CO: in Central Minnesota there is something known as “Stearns County Syndrome”. Many, many people are born in Stearns County, grow up in Stearns County and then marry someone who also was born and raised in Stearns County. Many will only go to the Twin Cities 2-3 times in their lifetimes and never leave Minnesota. There are some who have never left Stearns County at all.
When my parents retired I took them to Wales to get a Border Collie from a dog rescue centre. This was the only time that my mother left England. She had no appetite for travel.
She got married in 1948, lived in the same house until she died on 18th April this year and her ashes are buried in the garden. Her mother, who died many years ago, lived eight doors away, where my mother grew up. She lived 90 years within a 50 meter radius apart from holidays to Lowestoft (where my Dad was born) or to Cornwall.
I don’t actually think travel makes you any happier from what I can see. I guess whatever satisfies you. I dislike travelling but have had to do it all my life. I rather envy those living in one place forever.
Gaz, it was armstrong Siddeley akshully. My Dad’s cv was quite similar.
CO: much of it depends on why one travels. I’m sick of travelling — no, really. I’ve had enough of moving from continent to continent. At the moment, however, I have little other choice. Many old friends I have to travel to see. Either they do not have the time, mostly my old Japanese, Korean and Taiwanese friends. The Japanese can barely manage a day off, much less a proper holiday! My second family own a small business in rural New South Wales and are lucky to be able to take a day off! They operate the only post office for miles and are always busy. Happiness comes from within and home is where there are friends, kindred spirits and laughter.
I also think that travel doesn’t add to one’s sense of contentment or happiness. I have two children. One is a home bird, similar to how my parents were. She is now 42 and still in Nuneaton. The other one has travelled all over and still travelling. He has recently taken a job with an audit company whose clients include red cross, children in need etc. and was in Sudan, Ethiopia and Niger in the last few months. In January he’s off to Iraq. He loves it. But I can’t say either is happier than the other. Their is a lot to be said for home and close family and friends, but also a lot to see the world. I left my ‘nest’ at the age of 38 and still sometimes miss the closeness.
We certainly could not have this kind of conversations, if we would have lived like my in-laws.
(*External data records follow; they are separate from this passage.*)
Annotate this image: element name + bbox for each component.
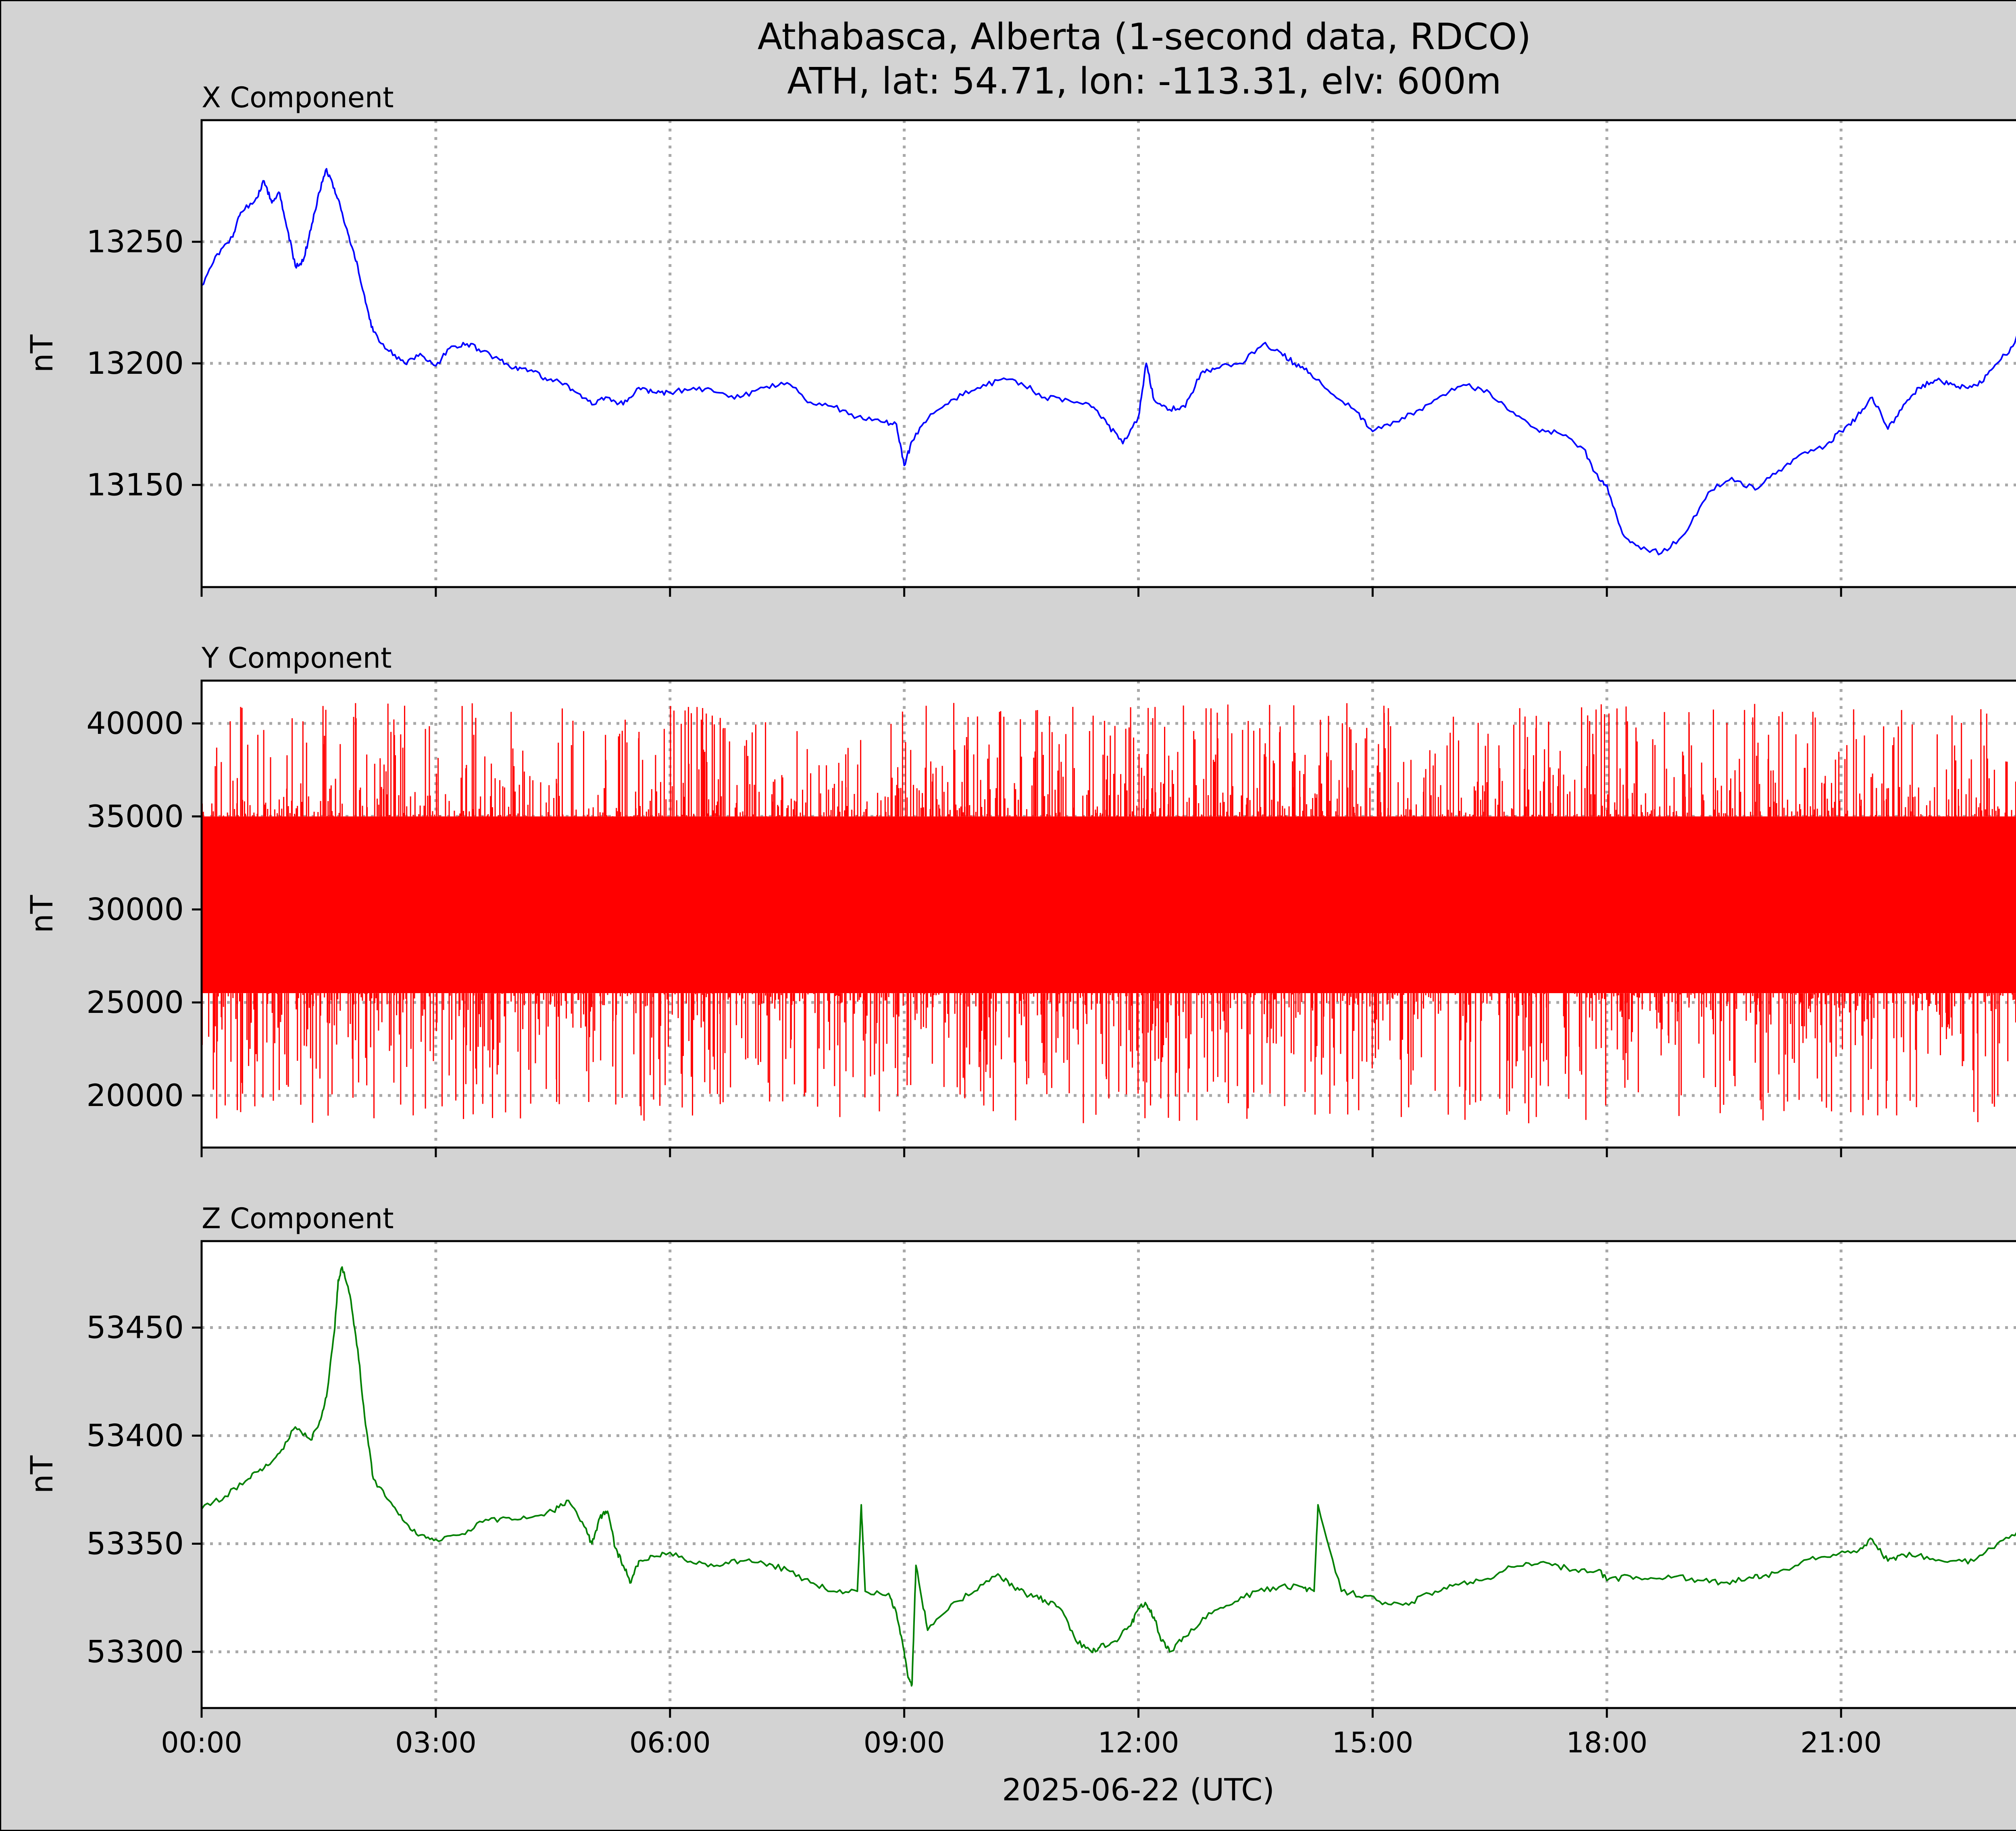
z-ytick-label-1: 53350	[86, 1526, 184, 1562]
z-ytick-label-2: 53400	[86, 1418, 184, 1454]
y-ytick-label-3: 35000	[86, 798, 184, 834]
figure-title-line1: Athabasca, Alberta (1-second data, RDCO)	[758, 16, 1531, 58]
z-ytick-label-3: 53450	[86, 1309, 184, 1345]
figure-title-line2: ATH, lat: 54.71, lon: -113.31, elv: 600m	[787, 60, 1501, 102]
x-component-panel: 13150 13200 13250 X Component nT	[24, 81, 2016, 597]
y-ytick-label-1: 25000	[86, 984, 184, 1020]
x-plot-area	[202, 120, 2016, 587]
z-xtick-label-6: 18:00	[1566, 1726, 1647, 1759]
z-series-line	[202, 1266, 2016, 1687]
z-panel-title: Z Component	[202, 1202, 394, 1235]
z-xtick-label-4: 12:00	[1098, 1726, 1179, 1759]
x-axis-label: 2025-06-22 (UTC)	[1002, 1772, 1275, 1808]
x-ytick-label-0: 13150	[86, 467, 184, 503]
x-ytick-label-1: 13200	[86, 345, 184, 381]
z-xtick-label-1: 03:00	[395, 1726, 477, 1759]
y-component-panel: 20000 25000 30000 35000 40000 Y Component nT	[24, 642, 2016, 1157]
x-panel-title: X Component	[202, 81, 394, 114]
z-xtick-label-5: 15:00	[1332, 1726, 1414, 1759]
z-component-panel: 53300 53350 53400 53450 00:00 03:00 06:00 09:00…	[24, 1202, 2016, 1759]
y-noise-band	[202, 816, 2016, 994]
z-ylabel: nT	[24, 1455, 60, 1494]
y-ytick-label-4: 40000	[86, 705, 184, 741]
z-xtick-label-3: 09:00	[864, 1726, 945, 1759]
y-panel-title: Y Component	[201, 642, 392, 675]
x-ylabel: nT	[24, 334, 60, 373]
z-plot-area	[202, 1241, 2016, 1708]
z-data-group	[202, 1266, 2016, 1687]
y-ytick-label-0: 20000	[86, 1077, 184, 1113]
x-ytick-label-2: 13250	[86, 224, 184, 260]
x-series-line	[202, 168, 2016, 556]
z-xtick-label-2: 06:00	[629, 1726, 711, 1759]
z-ytick-label-0: 53300	[86, 1634, 184, 1670]
y-ylabel: nT	[24, 895, 60, 933]
z-xtick-label-7: 21:00	[1800, 1726, 1882, 1759]
y-ytick-label-2: 30000	[86, 891, 184, 927]
y-data-group	[202, 703, 2016, 1123]
x-data-group	[202, 168, 2016, 556]
z-xtick-label-0: 00:00	[161, 1726, 242, 1759]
One must choose whether to stay narrow or enlightened; one cannot claim to have lived life to the full, if they don’t have a comprehension of new ideas. But yes there might be a difference between happiness and fulfilment.
Nonsense, case in point, me. Lived life probably far too full by most people’s standards but have managed to remain remarkably unaltered by ‘new ideas’ especially socialistic non judgmental. drivel and PC.
As the old girl used to say, send them round to the trademan’s entrance and ‘count the spoons’ after they visit! i do not wish to be ‘enlightened’, probably subsequently very expensive at the doctors!
Gaz, to complete the story: my Dad was also apprenticed at AS in1923, became a draughtsman in the design/development office. Retired in 1972 at 63 when there was a big rationalisation at Parkside.
Janus, I started at Parkside in 1972 just after they went bust. Left RR in 1989.